Campbell and I make each other laugh when she tells me about a recent interview with a journalist who asked her a series of questions that she was only allowed to answer with a single word. ‘Like “What do you prefer? Meat pies or sausage rolls?” I mean, can you believe it?’ She was also asked what her favourite colour was. ‘Well, I don’t have a favourite colour, but the trouble is you could only answer one. Oh God, one, one word. Yeah. I just said celadon and they said’ — Campbell mimics the interviewer’s voice — ‘What’s celadon?”’ There’s a beat while I decide whether to throw in my lot with the journalist or the artist. ‘So, er, what is celadon?’ Campbell shouts with laughter. ‘It’s that beautiful kind of jade‑y sea glass colour.’ She gestures at a table. ‘You see that jar?’ Later, poking about on my own, I see the colour again and again: walls, tiles, paintings, the jug and the nailbrush arranged on the corner of a table, waiting for the artist’s attention. It’s the colour of Chinese ceramic greenware; milky, calm — a greyish green. It’s also the colour of eucalyptus leaves. At this point a film crew arrives, bustling with energy. We’d been told to expect them, and now I’m very happy to hang back. Although keen to see the studio, I’d felt oddly shy about asking. An artist’s place of work is a little like a bedroom, a space in which the body is no longer aware of itself, and in this sense I can’t help thinking of it as private.
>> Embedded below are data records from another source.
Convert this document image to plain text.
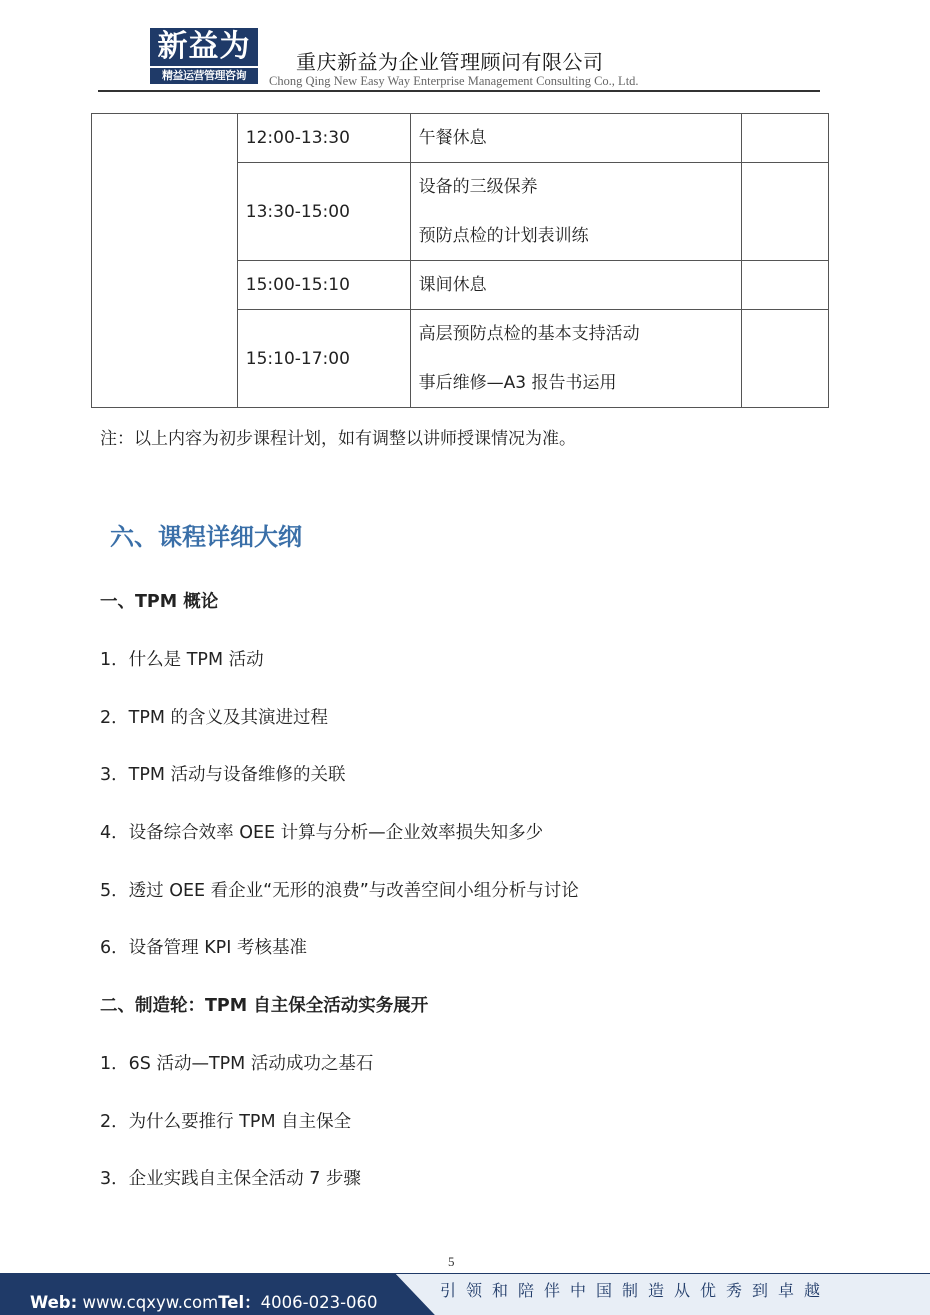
新益为
精益运营管理咨询
重庆新益为企业管理顾问有限公司
Chong Qing New Easy Way Enterprise Management Consulting Co., Ltd.
	12:00-13:30	午餐休息	

	13:30-15:00	设备的三级保养
预防点检的计划表训练	

	15:00-15:10	课间休息	

	15:10-17:00	高层预防点检的基本支持活动
事后维修—A3 报告书运用	

注：以上内容为初步课程计划，如有调整以讲师授课情况为准。
六、课程详细大纲
一、TPM 概论
1．什么是 TPM 活动
2．TPM 的含义及其演进过程
3．TPM 活动与设备维修的关联
4．设备综合效率 OEE 计算与分析—企业效率损失知多少
5．透过 OEE 看企业“无形的浪费”与改善空间小组分析与讨论
6．设备管理 KPI 考核基准
二、制造轮：TPM 自主保全活动实务展开
1．6S 活动—TPM 活动成功之基石
2．为什么要推行 TPM 自主保全
3．企业实践自主保全活动 7 步骤
5
Web: www.cqxyw.comTel：4006-023-060
引领和陪伴中国制造从优秀到卓越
When Campbell leads the film crew through the garden to the studio, I follow. The space is as I expected — light, messy, awash with sheets of paper on which she mixes her colours, and, in the depths of winter, absolutely freezing. The desk itself is accessible and functional, the engraving tool the artist uses to carve into her woodblocks hung on one corner by its electric cord, waiting. Her work begins with composition and arrangement, a cool eye cast on the lights and shapes of the interiors and exteriors of Australian life. It finds its next expression with pencil and paper, progresses to woodcut (what the artist calls ‘carving’) and is concluded, over many weeks, in painting and printing. I love this extra note; once she is painting, she listens to the radio and talks to friends and family on the phone. It’s hard for a writer to imagine doing this; we need to hear the voices in our heads. But Campbell can make art while other people talk. I imagine it has to do with the child hanging things from the tree or looking into rockpools, while the part of her mind concerned with colour and light works quietly away.
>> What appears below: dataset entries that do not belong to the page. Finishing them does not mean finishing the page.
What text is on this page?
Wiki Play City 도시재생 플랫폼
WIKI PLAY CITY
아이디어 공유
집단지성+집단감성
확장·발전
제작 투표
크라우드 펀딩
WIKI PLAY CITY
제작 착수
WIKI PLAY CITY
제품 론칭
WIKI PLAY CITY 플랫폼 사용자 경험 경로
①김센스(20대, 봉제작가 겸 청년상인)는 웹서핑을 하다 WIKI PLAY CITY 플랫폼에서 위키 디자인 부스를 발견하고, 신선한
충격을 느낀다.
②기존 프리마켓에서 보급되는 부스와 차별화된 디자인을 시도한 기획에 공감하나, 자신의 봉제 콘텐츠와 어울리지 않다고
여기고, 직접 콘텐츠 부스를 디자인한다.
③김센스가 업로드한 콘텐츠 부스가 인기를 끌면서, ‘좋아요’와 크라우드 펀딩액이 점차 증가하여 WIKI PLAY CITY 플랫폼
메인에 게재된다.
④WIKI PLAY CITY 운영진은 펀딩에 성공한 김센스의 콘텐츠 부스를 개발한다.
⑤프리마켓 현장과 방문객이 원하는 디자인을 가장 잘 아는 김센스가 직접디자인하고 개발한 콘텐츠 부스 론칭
I stand around feeling very lucky to be here, but very cold. Finally, with the camera‑man still talking about ways to climb the roof to film through the clerestory windows, I leave, going back down the sandstone steps to the garden.
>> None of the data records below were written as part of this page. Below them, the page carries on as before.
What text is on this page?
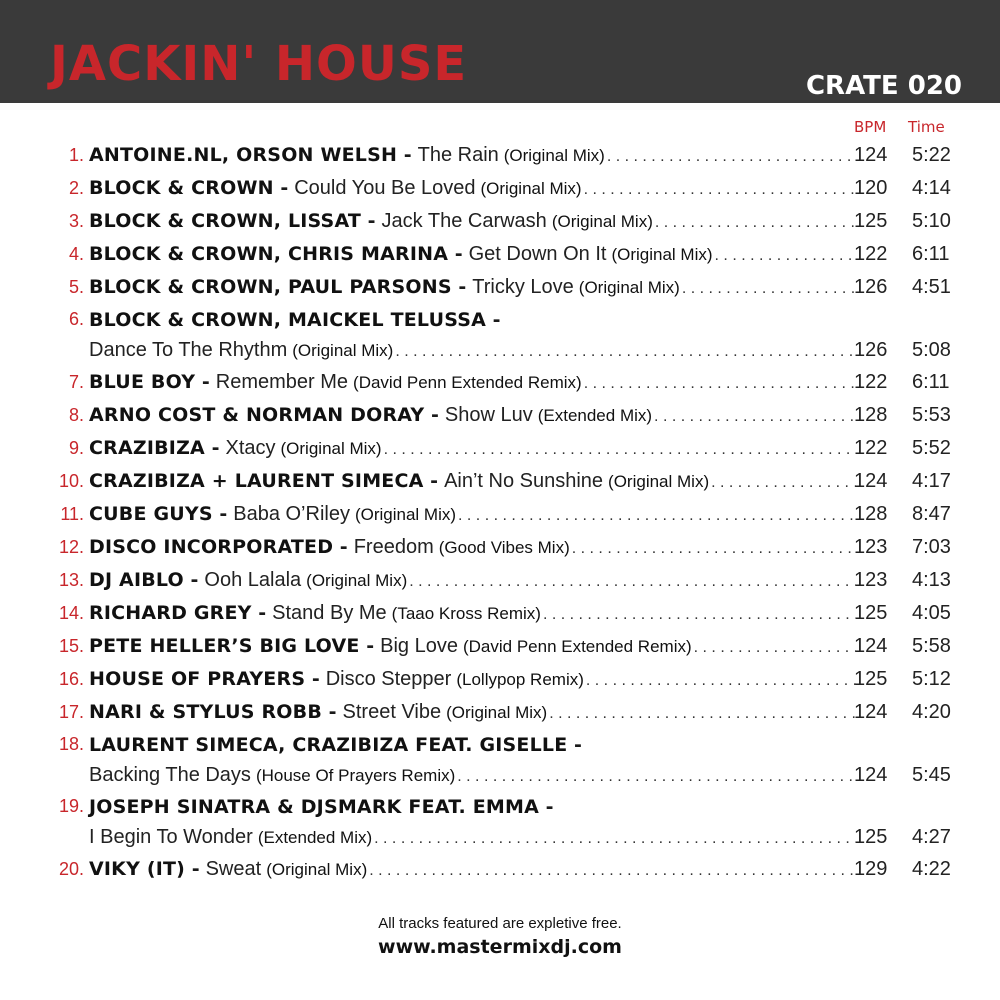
JACKIN' HOUSE	CRATE 020
BPM Time
1. ANTOINE.NL, ORSON WELSH - The Rain (Original Mix) . . .	124	5:22
2. BLOCK & CROWN - Could You Be Loved (Original Mix) . . .	120	4:14
3. BLOCK & CROWN, LISSAT - Jack The Carwash (Original Mix) . . .	125	5:10
4. BLOCK & CROWN, CHRIS MARINA - Get Down On It (Original Mix) . . .	122	6:11
5. BLOCK & CROWN, PAUL PARSONS - Tricky Love (Original Mix) . . .	126	4:51
6. BLOCK & CROWN, MAICKEL TELUSSA -
Dance To The Rhythm (Original Mix) . . .	126	5:08
7. BLUE BOY - Remember Me (David Penn Extended Remix) . . .	122	6:11
8. ARNO COST & NORMAN DORAY - Show Luv (Extended Mix) . . .	128	5:53
9. CRAZIBIZA - Xtacy (Original Mix) . . .	122	5:52
10. CRAZIBIZA + LAURENT SIMECA - Ain’t No Sunshine (Original Mix) . . .	124	4:17
11. CUBE GUYS - Baba O’Riley (Original Mix) . . .	128	8:47
12. DISCO INCORPORATED - Freedom (Good Vibes Mix) . . .	123	7:03
13. DJ AIBLO - Ooh Lalala (Original Mix) . . .	123	4:13
14. RICHARD GREY - Stand By Me (Taao Kross Remix) . . .	125	4:05
15. PETE HELLER’S BIG LOVE - Big Love (David Penn Extended Remix) . . .	124	5:58
16. HOUSE OF PRAYERS - Disco Stepper (Lollypop Remix) . . .	125	5:12
17. NARI & STYLUS ROBB - Street Vibe (Original Mix) . . .	124	4:20
18. LAURENT SIMECA, CRAZIBIZA FEAT. GISELLE -
Backing The Days (House Of Prayers Remix) . . .	124	5:45
19. JOSEPH SINATRA & DJSMARK FEAT. EMMA -
I Begin To Wonder (Extended Mix) . . .	125	4:27
20. VIKY (IT) - Sweat (Original Mix) . . .	129	4:22
All tracks featured are expletive free.
www.mastermixdj.com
The garden is full of patterns — trees and bushes grown, it seems, for colour and contour, but also for profile — each leaf, picked out by the endless rain, appears in sharp relief to the next. There are two enormous mirrors propped against the eastern fence, spanning its entire length. They reflect the garden back to itself, the jostle of leaves, the pots, the sandstone steps, and the white wall of the house. Contrast is key to Campbell’s paintings: look through the treasures of the new catalogue of her work and you will see the rich purple of plums against a patterned dish: open, black‑shelled oysters on a green lettuce leaf; Campbell’s russet eyes against her pale freckled face. Because this is where we start and this where we end: with Cressida Campbell’s work. Hard to find words for its deep, modest satisfactions. Perhaps just this: things seen.